Керим громко запыхтел, взмахивая руками, едва сдерживая обиду и возмущение.

– Славный был прихожанин, истинно веровал, – продолжил внушать священник. – Храмом жил. Добрый был, не скупился. Много жертвовал…

– Так нельзя ли в достойное место определить хорошего человека? К благородным людям? – взмолился бригадир. – Хоть бы в аллею славы? Там круглый год нарядно и сухо. По праздникам войска караул несут. Весь город мимо ихних могил проходит. Уважение и почет.

Отец Владимир скривился.

– Сходите в администрацию, батюшка, похлопочите. Ордера лежать к героям там же, в высоких кабинетах, выдают. На пригорке, в аллее славы, аж с осени много ям пустует. Дорогих людей ждут.

– Нужно место у дуба, – резко подытожила Людмила – как отрезала. – Не модничай, Керим Матвеич, не противничай. Новопреставленный и тебя в обиду не даст, щедро отблагодарит за услугу.

– А вот и работнички, – сказал начальник, как только делегация подошла к теплой проталине, на которой грелись, как коты весной, землекопы. – Все в сборе. Знакомьтесь. Орлы.

– Храни вас, Господь! – Отец Владимир окинул взглядом кучку размякших строителей диковатого вида и осенил всех крестом.

– Судите сами, святой отец, разве справимся к сроку?
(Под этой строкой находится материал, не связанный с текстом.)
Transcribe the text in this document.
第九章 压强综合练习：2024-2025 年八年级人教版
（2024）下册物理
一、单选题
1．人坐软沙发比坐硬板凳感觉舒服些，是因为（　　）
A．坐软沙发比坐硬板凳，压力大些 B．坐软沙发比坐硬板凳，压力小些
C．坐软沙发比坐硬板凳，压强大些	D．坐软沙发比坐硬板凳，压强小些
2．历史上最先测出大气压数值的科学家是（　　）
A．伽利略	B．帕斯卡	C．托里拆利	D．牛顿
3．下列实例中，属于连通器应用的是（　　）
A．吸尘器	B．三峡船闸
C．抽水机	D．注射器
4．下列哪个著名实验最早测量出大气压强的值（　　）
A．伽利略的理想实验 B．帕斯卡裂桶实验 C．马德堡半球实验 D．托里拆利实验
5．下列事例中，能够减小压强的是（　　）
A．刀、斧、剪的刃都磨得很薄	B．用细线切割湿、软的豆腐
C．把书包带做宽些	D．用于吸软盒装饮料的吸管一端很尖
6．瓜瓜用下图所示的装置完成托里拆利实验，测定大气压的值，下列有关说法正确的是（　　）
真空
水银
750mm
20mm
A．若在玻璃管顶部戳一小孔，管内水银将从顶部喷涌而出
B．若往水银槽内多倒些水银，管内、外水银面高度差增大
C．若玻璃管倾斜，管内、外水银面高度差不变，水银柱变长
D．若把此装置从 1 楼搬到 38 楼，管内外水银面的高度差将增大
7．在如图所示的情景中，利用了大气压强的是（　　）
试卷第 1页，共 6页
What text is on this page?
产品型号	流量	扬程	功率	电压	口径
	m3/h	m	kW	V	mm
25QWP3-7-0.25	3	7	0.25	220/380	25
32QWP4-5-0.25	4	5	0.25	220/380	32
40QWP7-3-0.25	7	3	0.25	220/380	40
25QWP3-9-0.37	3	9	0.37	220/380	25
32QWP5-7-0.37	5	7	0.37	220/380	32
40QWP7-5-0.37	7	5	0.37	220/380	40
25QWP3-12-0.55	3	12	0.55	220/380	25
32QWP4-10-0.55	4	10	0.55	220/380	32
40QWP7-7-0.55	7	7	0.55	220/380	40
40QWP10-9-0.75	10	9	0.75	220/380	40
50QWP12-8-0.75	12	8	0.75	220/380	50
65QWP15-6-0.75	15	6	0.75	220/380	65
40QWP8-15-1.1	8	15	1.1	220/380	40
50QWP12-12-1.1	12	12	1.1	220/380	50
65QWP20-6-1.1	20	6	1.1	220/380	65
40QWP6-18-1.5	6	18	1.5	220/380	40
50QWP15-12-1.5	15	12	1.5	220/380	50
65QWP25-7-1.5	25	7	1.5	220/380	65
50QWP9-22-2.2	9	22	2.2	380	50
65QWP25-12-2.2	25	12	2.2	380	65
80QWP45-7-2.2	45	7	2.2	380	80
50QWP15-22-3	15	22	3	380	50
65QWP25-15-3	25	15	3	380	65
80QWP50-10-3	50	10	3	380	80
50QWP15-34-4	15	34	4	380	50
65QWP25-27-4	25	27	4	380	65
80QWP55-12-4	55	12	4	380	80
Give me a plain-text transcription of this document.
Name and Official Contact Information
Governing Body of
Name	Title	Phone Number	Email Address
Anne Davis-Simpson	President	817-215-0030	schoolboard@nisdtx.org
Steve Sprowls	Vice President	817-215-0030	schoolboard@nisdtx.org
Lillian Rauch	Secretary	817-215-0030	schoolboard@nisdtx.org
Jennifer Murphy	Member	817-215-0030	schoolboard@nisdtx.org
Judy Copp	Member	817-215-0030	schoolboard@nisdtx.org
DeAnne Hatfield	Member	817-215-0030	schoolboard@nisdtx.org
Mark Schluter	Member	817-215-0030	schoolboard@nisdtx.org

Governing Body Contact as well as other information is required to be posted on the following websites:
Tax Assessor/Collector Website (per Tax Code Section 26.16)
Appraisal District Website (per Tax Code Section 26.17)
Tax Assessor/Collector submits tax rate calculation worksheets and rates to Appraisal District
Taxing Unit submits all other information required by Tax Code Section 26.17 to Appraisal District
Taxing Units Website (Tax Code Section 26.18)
И техники нет, и земля пухнет, здоровье и мотивация, так сказать, оставляют желать лучшего.

Керим Матвеевич красноречиво смотрел на своих спутников, давая понять, что особенно рассчитывать на трудовые достижения коллектива не приходится.

Тоска

Тишина и порядок царили в квартире Василия Ивановича. Миролюбиво тикали часики. Гудел и хлопал створками в подъезде лифт. Несколько раз настойчиво звонил домашний телефон, но старик не отзывался.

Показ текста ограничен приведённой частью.